= Computerized Achievement Levels Test =

Student achievement test

The Computerized Achievement Levels Test is a student achievement test, and is more commonly referred to as the Northwest Achievement Levels Test (NALT), the paper version of the test.

According to McGraw-Hill, the publisher of the CAT, CAT/5 tests accurately measure achievement in reading, language, spelling, mathematics, study skills, science, and social studies. CAT/5 reports are available in many formats for different target audiences. By presenting relevant, accurate results in a variety of ways, reports can assist teachers with instructional planning, indicate curricula directions for administrators, and help parents understand areas where children are academically strong and where added attention may be necessary.

Additionally, the publisher says test content represents different cultures and covers a broad range of subjects, appealing to all students.

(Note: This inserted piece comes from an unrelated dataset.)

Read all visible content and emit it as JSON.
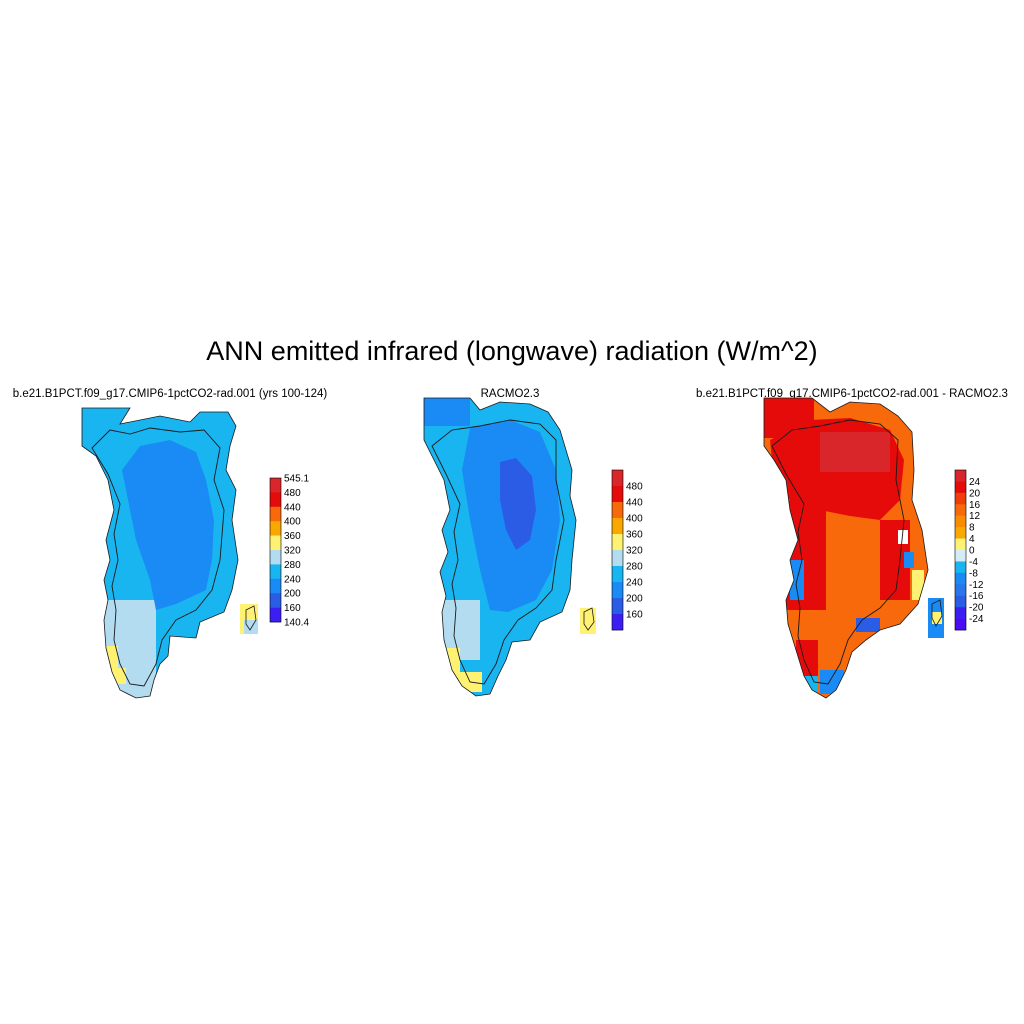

According to Frontline (PBS), although many believe that tests are the best or only indicator of student performance, it is important to remember that there are other indicators of a child's knowledge and skill levels. Moreover, achievement tests are sometimes used to measure or evaluate aspects of education for which they are not designed, including how well a school is educating its students. Despite what some see as problems and controversies, tests are very successful in measuring the things they are designed to measure. There are, however, many skills and attributes tests do not measure. For example, standardized tests do not measure a child's motivation to understand new material and perform well in school. They also will not measure a child's creativity or curiosity, nor the ability to cooperate in a group, challenge assumptions, or complete in-depth projects. None of these characteristics is tested, yet they are all essential skills for further education, workplace preparation, and life in general. It is important to remember that performance on standardized tests is not a complete indication of the full range of a child's academic abilities.